Questo ci dà l’idea di come l’agricoltura, fin dai suoi albori, sia stata un prerequisito fondamentale per arrivare alle “armi, all’acciaio e alle malattie”.

In cerca di sostenibilità
Il nostro impatto su questo Pianeta ha quindi origine con la comparsa della nostra specie, e con l’agricoltura lo abbiamo esteso globalmente. Ovunque assistiamo all'alterazione e alla perdita di habitat.
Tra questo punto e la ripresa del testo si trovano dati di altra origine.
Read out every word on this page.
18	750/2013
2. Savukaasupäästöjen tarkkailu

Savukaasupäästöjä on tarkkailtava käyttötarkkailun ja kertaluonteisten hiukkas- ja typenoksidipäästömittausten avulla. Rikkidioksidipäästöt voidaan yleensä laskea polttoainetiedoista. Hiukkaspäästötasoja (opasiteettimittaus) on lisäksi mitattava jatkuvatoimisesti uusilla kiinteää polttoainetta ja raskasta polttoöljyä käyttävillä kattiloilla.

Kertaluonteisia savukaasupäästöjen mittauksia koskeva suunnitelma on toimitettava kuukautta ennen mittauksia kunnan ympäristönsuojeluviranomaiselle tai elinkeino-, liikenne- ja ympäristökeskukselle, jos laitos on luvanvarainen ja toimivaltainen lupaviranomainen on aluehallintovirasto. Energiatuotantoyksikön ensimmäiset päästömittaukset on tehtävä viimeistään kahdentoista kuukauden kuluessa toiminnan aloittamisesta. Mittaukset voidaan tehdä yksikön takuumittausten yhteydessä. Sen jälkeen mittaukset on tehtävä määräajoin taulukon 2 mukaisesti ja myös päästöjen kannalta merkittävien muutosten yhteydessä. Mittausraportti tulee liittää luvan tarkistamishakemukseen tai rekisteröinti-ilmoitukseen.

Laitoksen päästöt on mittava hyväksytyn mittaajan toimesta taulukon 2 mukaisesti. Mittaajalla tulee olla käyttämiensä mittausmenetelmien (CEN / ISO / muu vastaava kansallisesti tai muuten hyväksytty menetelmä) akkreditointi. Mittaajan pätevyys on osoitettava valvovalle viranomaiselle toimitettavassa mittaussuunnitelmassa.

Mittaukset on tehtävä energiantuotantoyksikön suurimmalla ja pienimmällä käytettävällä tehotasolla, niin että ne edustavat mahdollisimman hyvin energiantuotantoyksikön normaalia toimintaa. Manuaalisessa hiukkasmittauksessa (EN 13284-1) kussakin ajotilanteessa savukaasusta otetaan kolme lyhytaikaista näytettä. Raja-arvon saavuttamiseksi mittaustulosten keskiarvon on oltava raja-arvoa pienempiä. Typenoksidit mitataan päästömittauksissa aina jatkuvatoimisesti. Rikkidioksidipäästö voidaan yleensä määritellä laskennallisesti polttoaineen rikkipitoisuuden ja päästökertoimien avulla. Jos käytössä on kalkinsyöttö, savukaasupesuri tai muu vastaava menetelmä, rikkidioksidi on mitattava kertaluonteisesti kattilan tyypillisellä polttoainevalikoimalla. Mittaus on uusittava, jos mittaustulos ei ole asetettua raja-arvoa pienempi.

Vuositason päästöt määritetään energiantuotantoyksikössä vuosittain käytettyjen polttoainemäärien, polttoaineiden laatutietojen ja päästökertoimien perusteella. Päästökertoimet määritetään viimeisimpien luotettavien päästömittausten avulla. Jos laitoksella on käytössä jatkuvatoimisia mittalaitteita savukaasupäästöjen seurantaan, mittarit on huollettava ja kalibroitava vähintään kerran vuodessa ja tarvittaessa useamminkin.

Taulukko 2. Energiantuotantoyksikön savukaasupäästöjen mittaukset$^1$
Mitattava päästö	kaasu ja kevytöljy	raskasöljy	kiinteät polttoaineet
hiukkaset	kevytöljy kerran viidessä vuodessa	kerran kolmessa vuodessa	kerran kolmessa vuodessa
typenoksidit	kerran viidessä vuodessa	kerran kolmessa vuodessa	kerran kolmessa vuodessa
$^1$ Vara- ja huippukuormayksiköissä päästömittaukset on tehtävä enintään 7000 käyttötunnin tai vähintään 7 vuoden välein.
Tra le cause, in varie regioni del mondo, lo sfruttamento eccessivo, la caccia e il bracconaggio (in particolare in Africa), la deforestazione in Asia, i cambiamenti d’uso del suolo, il sovrasfruttamento e l’espansione agricola in Europa e in Asia centrale.
Questo non è un problema solo per la biodiversità selvatica, ma anche per tutte le specie coltivate (o allevate): se una cultivar (varietà agraria di una specie botanica) viene colpita da un patogeno, l’unico modo per mantenere la capacità produttiva è cercare, nella diversità genetica di quella specie, una varietà che sia in grado di resistere a quel patogeno. Perdere questa diversità significherebbe perdere la possibilità di preservare la sopravvivenza stessa di quella specie e di conseguenza di tutta la rete di relazioni che vi sono collegate, e di cui facciamo parte anche noi. Con la limitatezza delle specie consumate a fronte di quelle coltivabili, ci basiamo su un numero ridotto di risorse e questo ci rende esposti alle minacce poste dai cambiamenti climatici, dalla crescita demografica e dalle nuove malattie infettive. 
Oggi la maggior parte dei Paesi ha istituito quadri giuridici, politici e istituzionali per l'uso sostenibile e la conservazione della biodiversità nel suo complesso. In quest’ottica, le politiche riguardanti l'alimentazione e l'agricoltura sono sempre più basate su approcci ecosistemici, paesaggistici e di conservazione. Tuttavia la perdita di biodiversità continua ad andare di pari passo con l’avanzare dei campi coltivati a monocoltura, con l’impoverimento dei terreni e il disboscamento incontrollato, in una corsa in cui le politiche ambientali rimangono ancora troppo indietro.